少子化と地方創生こそ重要だ
エルドリッヂ研究所代表・政治学博士 ロバート・D・エルドリッヂ
今回の衆院選は、野党の混乱と再編の中で自公連立政権が「圧勝」したとのイメージで報道されているが、果たしてそうなのか。あれほど分裂した野党を相手に、もっと議席を取らなかったのが逆に不思議だ。
もちろん、自公は確実に過半数を超え、憲法改正の発議ができる定員の3分の2を辛うじて維持したので、明確な勝利だったと認めるべきだ。ただし、あまり選択肢のない選挙区もあったし、53・68%の投票率は戦後2番目に低かったので、強い支持を得たと言えない。与党は安心してはいけない。安倍総理は、「謙虚に」政権を運営すると言ったが、それより、緊張感を持ってもらいたい。
特に、多くの課題を「先送り」する傾向を強く感じる。外交でいえば、まず尖閣諸島問題だが、それと関係する中国への対応や、韓国、北朝鮮、ロシアとの問題。また、広報外交の弱さも待ったなしだ。
1950年代から自民党が取り組んでいるのに結論が出ない憲法改正。第1次安倍内閣の反省から慎重になっているのだろうが、これからの任期内(あるいは「人気内」)にやらなければ、今後、安倍総理ほど、それを実現できる強いリーダーシップ、固い信念、確実な国際性を持つ首相が果たして誕生するかは不明だ。
もちろん、本来、自公だけではなく、幅広く、与野党の間で、これからの日本の在り方を決める、21世紀に相応(ふさわ)しい新しい憲法(改正)が必要だ。今回の選挙で最も明確になったのは、憲法改正に反対する野党議員は僅かしか当選しなかったことだ。これほど明確なマンデート(権限)はない。
しかし、私が考える最も重要かつ緊急な課題は、少子化問題と地方創生だ。今、両方とも真剣に取り組まなければ、日本の将来はない。待てば待つほど、国の人口が減少し、日本の素晴らしい田舎が消えていく。

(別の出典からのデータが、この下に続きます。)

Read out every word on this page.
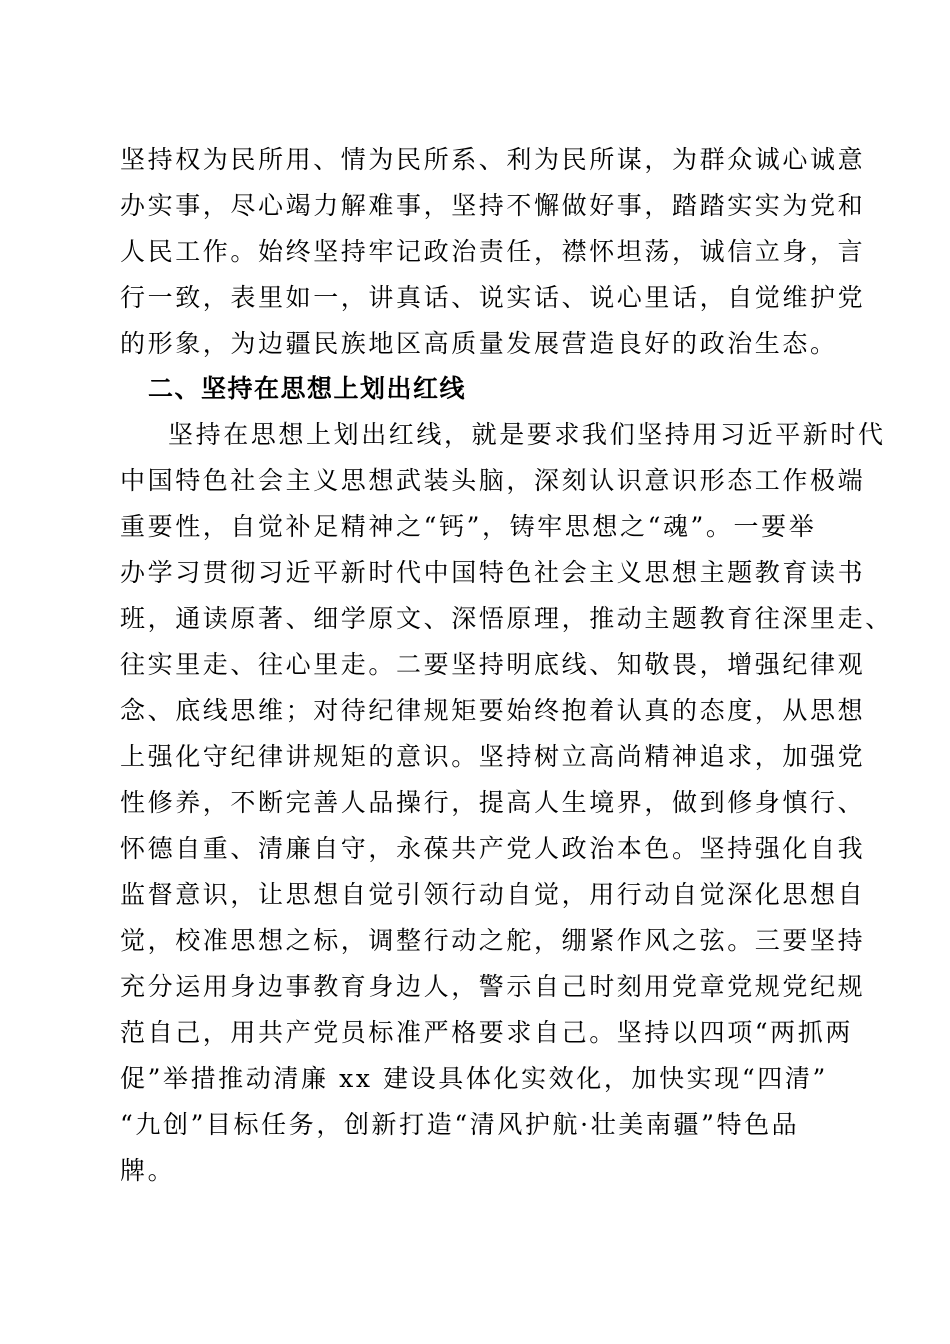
坚持权为民所用、情为民所系、利为民所谋，为群众诚心诚意
办实事，尽心竭力解难事，坚持不懈做好事，踏踏实实为党和
人民工作。始终坚持牢记政治责任，襟怀坦荡，诚信立身，言
行一致，表里如一，讲真话、说实话、说心里话，自觉维护党
的形象，为边疆民族地区高质量发展营造良好的政治生态。
二、坚持在思想上划出红线
坚持在思想上划出红线，就是要求我们坚持用习近平新时代
中国特色社会主义思想武装头脑，深刻认识意识形态工作极端
重要性，自觉补足精神之“钙”，铸牢思想之“魂”。一要举
办学习贯彻习近平新时代中国特色社会主义思想主题教育读书
班，通读原著、细学原文、深悟原理，推动主题教育往深里走、
往实里走、往心里走。二要坚持明底线、知敬畏，增强纪律观
念、底线思维；对待纪律规矩要始终抱着认真的态度，从思想
上强化守纪律讲规矩的意识。坚持树立高尚精神追求，加强党
性修养，不断完善人品操行，提高人生境界，做到修身慎行、
怀德自重、清廉自守，永葆共产党人政治本色。坚持强化自我
监督意识，让思想自觉引领行动自觉，用行动自觉深化思想自
觉，校准思想之标，调整行动之舵，绷紧作风之弦。三要坚持
充分运用身边事教育身边人，警示自己时刻用党章党规党纪规
范自己，用共产党员标准严格要求自己。坚持以四项“两抓两
促”举措推动清廉 xx 建设具体化实效化，加快实现“四清”
“九创”目标任务，创新打造“清风护航·壮美南疆”特色品
牌。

30年近く、主要都市以外の日本に住んできた外国人として感じたのは、政府は地方の重要性を認識していないということだ。政治家も然(しか)り。しかし、私から見れば、本当の意味の地方創生がなければ、つまり地方が元気でなければ、日本の再生はない。
いつも思うのだが、日本は一つの危機や一つの課題しか有効に対応できない。しかし、今の時代は、同時に数多くの課題に取り組まなければならない。いずれの課題もこれ以上先送りできないからだ。長期政権になった安倍政権に求められているのは単なる「安心」ではなく、「前進」だ。